Blog

losandes.biz: 5 Fakta Penting Tes Kebohongan Hasilnya Masih Bisa Dimanipulasi


Dalam era yang terus berkembang dengan pesat, informasi telah menjadi komoditas yang tak ternilai harganya. Dari revolusi digital hingga transformasi teknologi, dunia kita kini tenggelam dalam lautan informasi yang tak pernah kering. Artikel ini mengajak kita untuk melangkahkan kaki ke dalam kompleksitas tatanan informasi saat ini, mengeksplorasi tantangan dan peluang yang muncul dalam mengelola dan memahami gelombang informasi yang terus menggulung.

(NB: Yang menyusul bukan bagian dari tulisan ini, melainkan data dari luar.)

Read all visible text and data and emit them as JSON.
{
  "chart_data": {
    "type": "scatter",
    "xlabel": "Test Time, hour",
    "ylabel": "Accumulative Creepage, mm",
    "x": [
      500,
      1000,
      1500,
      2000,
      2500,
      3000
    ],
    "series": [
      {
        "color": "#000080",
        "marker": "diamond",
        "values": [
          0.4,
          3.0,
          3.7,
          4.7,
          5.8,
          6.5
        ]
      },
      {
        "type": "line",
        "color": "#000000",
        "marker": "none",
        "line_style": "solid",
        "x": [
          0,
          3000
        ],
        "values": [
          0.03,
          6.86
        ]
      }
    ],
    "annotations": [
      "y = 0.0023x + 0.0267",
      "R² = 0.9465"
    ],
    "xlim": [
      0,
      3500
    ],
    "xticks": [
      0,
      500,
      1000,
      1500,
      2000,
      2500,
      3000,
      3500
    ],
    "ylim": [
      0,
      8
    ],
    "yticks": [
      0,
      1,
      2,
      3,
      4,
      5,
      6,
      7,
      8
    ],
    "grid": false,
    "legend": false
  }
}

Dari algoritma cerdas hingga arus berita yang tak kenal lelah, mari kita telaah bersama bagaimana kita dapat menjadikan informasi sebagai alat untuk mendobrak batasan dan memahami dunia di sekitar kita dengan lebih baik.

Berikut adalah artikel atau berita tentang Harian losandes.biz dengan judul losandes.biz: 5 Fakta Penting Tes Kebohongan Hasilnya Masih Bisa Dimanipulasi yang telah tayang di losandes.biz terimakasih telah menyimak. Bila ada masukan atau komplain mengenai artikel berikut silahkan hubungi email kami di [email protected], Terimakasih.

KOMPAS.com – Tes kebohongan atau uji poligraf belakangan sering disebut dalam pemberitaan terkait kasus Ferdi Sambo.

Pengujian kejujuran seseorang ini memang kerap dipakai untuk mengungkap kasus kejahatan, di dunia nyata maupun kisah fiksi.

Beberapa pihak menganggapnya ampuh untuk mememastikan pernyataan seseorang, dengan metode tertentu.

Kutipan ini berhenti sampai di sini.